In a brilliant post, Bruce Baker of Rutgers demonstrates that states are imposing teacher evaluation systems that are flawed.

This is what Arne Duncan and Bill Gates demanded, and this is what states are doing. And it is wrong, it is factually wrong.

Who will hold Duncan, Gates, and all those state officials accountable?

Chris Cerf in New Jersey and John King and Merryl Tisch in New York assure the public that the evaluation systems will work because they take many factors into account. But Baker demonstrates that they are wrong. The evaluation systems are fundamentally flawed and they will not work.
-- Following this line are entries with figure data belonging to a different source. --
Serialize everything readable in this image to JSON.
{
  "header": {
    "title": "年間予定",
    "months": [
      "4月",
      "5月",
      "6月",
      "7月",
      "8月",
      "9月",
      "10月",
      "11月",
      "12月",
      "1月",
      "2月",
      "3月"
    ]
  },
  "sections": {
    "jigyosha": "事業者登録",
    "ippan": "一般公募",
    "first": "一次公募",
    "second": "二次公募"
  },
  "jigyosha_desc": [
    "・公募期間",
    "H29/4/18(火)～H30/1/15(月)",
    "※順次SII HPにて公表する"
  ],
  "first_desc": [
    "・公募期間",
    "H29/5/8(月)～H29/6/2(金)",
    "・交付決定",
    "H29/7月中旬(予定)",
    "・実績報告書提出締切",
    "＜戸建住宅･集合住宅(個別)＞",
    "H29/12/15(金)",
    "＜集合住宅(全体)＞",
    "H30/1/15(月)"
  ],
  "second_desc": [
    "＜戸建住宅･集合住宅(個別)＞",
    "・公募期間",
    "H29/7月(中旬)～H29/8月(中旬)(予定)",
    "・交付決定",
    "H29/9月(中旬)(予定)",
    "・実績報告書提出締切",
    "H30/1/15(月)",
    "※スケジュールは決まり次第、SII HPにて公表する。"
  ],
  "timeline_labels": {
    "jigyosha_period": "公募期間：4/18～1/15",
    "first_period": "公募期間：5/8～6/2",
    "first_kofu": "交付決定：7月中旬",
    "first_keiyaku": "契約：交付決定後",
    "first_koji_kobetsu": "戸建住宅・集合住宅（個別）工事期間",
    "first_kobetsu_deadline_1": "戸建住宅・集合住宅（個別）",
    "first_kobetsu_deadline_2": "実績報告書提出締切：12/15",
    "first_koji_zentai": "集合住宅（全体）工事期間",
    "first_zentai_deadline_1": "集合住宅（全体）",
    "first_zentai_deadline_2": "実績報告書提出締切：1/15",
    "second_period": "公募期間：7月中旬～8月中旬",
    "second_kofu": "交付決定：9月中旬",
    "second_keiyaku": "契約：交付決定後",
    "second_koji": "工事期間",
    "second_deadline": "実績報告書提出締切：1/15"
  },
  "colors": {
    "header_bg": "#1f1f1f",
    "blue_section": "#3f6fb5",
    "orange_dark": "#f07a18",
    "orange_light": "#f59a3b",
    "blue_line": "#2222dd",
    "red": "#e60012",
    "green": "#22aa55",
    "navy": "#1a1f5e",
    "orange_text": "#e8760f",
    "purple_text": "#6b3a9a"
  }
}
They will do damage to schools, principals, teachers, and students.

Baker writes:

 

“The standard retort is that marginally flawed or not, these measures are much better than the status quo. ‘Cuz of course, we all know our schools suck. Teachers really suck. Principals enable their suckiness.  And pretty much anything we might do… must suck less.

WRONG – it is absolutely not better than the status quo to take a knowingly flawed measure, or a measure that does not even attempt to isolate teacher effectiveness, and use it to label teachers as good or bad at their jobs. It is even worse to then mandate that the measure be used to take employment action against the employee.

It’s not good for teachers AND It’s not good for kids. (noting the stupidity of the reformy argument that anything that’s bad for teachers must be good for kids, and vice versa)

On the one hand, these ridiculous rigid, ill-conceived, statistically and legally inept and morally bankrupt policies will most certainly lead to increased, not decreased litigation over teacher dismissal.

On the other hand… The anything is better than the status quo argument is getting a bit stale and was pretty ridiculous to begin with.”